Apparently rival schools, bitter from countless TWC
defeats, have finally cottoned on to this, and have launched rival Winter
Carnivals... Ones which they can be sure of winning! Or can they? Never one to
shy from a challenge, Tuck plans on sending carefully selected representatives
to each pale TWC imitation.
HBS Winter Carnival Representatives: Mark Perez & Viswa
Reddy. Perez is surely a shoe-in for the Immediate Dislikeability competition,
having offended most of Tuck with his own brand of 'charm'. Perez probably won't
stand a chance in the Breathtaking Arrogance contest, where Tuck's admittedly
outside bet is Viswa Reddy. Aside from these events, HBS will surely be
unbeatable in the Team Ruthlessness / Backstabbing competition and of course in
the Producing About A Million Interminably Dull Cases Making Everyone Hate Them
Even More Than They Already Do Which Is A Lot competition.

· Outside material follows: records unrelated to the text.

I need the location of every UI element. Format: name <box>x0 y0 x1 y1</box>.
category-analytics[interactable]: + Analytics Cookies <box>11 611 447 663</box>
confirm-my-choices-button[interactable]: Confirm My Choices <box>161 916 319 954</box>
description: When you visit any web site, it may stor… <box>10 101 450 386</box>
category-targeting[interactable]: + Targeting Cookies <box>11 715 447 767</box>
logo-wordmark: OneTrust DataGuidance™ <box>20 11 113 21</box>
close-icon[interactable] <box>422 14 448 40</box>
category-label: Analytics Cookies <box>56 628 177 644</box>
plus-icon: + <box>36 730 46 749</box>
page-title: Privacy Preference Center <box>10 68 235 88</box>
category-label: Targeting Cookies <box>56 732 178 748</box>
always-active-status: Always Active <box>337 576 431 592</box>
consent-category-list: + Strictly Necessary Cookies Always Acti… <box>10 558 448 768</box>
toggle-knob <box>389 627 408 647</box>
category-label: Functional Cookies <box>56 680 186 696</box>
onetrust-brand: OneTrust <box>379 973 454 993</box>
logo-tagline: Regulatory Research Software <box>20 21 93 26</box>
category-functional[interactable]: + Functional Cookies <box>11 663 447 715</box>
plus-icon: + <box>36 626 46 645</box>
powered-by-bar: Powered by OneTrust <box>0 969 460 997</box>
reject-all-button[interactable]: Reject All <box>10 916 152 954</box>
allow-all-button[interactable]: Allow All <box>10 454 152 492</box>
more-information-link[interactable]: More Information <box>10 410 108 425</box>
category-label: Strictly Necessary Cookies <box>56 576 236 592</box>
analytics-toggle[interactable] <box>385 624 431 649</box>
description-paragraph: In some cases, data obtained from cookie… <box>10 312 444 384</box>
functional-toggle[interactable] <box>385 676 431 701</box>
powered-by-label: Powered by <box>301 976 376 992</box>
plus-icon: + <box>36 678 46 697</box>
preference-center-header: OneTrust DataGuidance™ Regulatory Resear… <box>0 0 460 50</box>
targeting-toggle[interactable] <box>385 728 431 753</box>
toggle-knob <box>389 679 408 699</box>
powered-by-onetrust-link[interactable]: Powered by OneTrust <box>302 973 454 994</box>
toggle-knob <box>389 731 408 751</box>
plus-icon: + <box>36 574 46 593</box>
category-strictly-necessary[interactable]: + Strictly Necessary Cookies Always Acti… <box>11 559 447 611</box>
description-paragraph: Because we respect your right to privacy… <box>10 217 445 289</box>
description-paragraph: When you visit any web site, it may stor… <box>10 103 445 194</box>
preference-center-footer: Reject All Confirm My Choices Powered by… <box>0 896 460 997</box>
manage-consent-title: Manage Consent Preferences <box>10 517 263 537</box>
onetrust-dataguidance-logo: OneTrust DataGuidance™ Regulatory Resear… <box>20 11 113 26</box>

Chicago Winter Carnival Representatives: Adam Bulakowski &
Justin White. Quant Jocks Bulakowski and J Wild look like a good bet for the Team
Stochastic Calculus event, rumor being that they have started communicating in
binary to remove all extraneous semantic impurity from the Math. Adam was less
than sanguine over the team's chances in the Repulsing Women event, telling the
Profit, '11110010100111111000001' before wandering off to play with his dolls.
UPenn Wharton Winter Carnival Representative: Kristen
Wermuth. Finance-heavy-hitters Wharton are about to be completely out-financed
by Tuck's money dynamo. Bubbly Kristen rarely refers to her glittering pre-Tuck
hedge fund career in order to somehow lend weight to what she says in class, but
rumor has it that she was the brains behind Black-Scholes, masterminded the LBO
of RJR Nabisco, and invented money. Look for Wharton to offer Kristen tenure,
the Deanship and worship her as a demi-god.
Duke Fuqua Winter Carnival Representatives: The DecSci
cheats. Our guys will have to be on top of their game to beat the undisputed MBA
kings of Completely Inept Cheating, but the team's shared-but-completely-wrong
spreadsheet strategy may have a slim chance. Put your money on team Fuqua to
completely balls up their effort, thereby winning the event.